Sprint Communications, L.P. v. Comcast, et al., Case Nos. 11-2684-JWL, 11-2686-JWL (D.Kansas May 6, 2014) involved consolidated actions regarding allegations of patent infringement by multiple defendants. Comcast alleged Sprint refused to collect and produce data from 63 custodians without proper objections or privilege assertions.
Sprint argued that asking for data from 63 custodians merely because Comcast believed these people might have information to relevant affirmative defenses was overly burdensome and expensive; moreover, much of the production would be duplicative and cumulative.
However, the court rejected Sprint’s first assertion that Comcast’s request for production was overbroad. Comcast had identified a number of Sprint custodians who may have information relevant to affirmative defenses, and merely made the 63 custodians as suggestions. (The court also pointed out that in violation of an Agreed Order, Sprint did not identify relevant custodians, which is why such suggestions were made.) Sprint took the position that they would only search twelve new custodians. The court noted this number was arbitrary: Sprint must either search the requested custodians, or offer a specific explanation why searching such custodians is unnecessary.
In a separate issue, although Sprint had produced plaintiff ESI from prior litigations, Comcast asserted metadata was not included.
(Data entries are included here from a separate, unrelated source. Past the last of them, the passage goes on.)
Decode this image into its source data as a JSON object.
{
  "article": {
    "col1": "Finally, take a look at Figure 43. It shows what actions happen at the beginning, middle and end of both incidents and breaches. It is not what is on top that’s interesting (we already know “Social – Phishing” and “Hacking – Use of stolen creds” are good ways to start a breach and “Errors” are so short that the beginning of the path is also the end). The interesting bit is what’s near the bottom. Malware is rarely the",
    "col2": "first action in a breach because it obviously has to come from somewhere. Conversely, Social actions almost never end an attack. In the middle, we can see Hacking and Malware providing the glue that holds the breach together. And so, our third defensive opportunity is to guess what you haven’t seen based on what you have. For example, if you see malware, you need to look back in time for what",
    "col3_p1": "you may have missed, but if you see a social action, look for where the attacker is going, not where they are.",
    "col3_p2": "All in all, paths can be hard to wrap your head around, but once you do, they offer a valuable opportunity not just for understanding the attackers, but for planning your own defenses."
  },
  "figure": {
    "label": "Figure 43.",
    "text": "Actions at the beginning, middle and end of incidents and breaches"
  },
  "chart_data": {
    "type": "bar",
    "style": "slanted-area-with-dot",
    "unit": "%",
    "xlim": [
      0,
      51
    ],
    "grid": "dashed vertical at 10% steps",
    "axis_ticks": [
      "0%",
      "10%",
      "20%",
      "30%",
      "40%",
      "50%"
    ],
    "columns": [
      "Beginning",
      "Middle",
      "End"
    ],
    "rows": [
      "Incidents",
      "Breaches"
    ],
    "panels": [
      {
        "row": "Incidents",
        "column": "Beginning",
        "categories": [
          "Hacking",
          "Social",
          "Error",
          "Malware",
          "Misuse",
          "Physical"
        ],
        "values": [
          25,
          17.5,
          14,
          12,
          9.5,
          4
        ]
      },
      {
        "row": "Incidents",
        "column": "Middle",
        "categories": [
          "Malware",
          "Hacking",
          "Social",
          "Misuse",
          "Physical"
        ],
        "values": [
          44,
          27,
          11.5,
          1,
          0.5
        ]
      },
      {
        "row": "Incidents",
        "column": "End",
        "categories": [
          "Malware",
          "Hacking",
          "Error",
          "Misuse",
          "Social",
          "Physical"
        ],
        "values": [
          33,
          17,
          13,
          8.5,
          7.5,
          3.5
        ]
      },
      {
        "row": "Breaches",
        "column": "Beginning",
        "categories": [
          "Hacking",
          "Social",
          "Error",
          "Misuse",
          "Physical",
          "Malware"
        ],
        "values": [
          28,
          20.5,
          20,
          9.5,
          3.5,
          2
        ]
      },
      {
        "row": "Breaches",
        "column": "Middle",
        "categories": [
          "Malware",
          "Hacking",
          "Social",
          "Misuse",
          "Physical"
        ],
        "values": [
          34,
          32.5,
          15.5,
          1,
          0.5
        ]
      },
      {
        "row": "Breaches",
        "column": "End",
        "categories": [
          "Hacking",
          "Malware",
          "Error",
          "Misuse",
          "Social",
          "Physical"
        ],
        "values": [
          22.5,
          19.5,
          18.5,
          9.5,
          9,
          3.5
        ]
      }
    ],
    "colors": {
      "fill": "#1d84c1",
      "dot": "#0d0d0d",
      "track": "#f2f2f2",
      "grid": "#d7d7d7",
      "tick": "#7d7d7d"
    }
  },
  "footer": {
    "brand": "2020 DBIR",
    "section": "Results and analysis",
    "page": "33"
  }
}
Sprint responded to these claims that Comcast refused to agree to a reasonable discovery plan, and that there was no metadata from the prior litigation productions. Comcast, in its response, claimed it was therefore seeking “information that would have been contained in the metadata, including the custodial source of the documents.” However, as the parties had not yet attempted to work this issue out on their own, the court ordered the parties to include this dispute in the newly-scheduled meet and confer.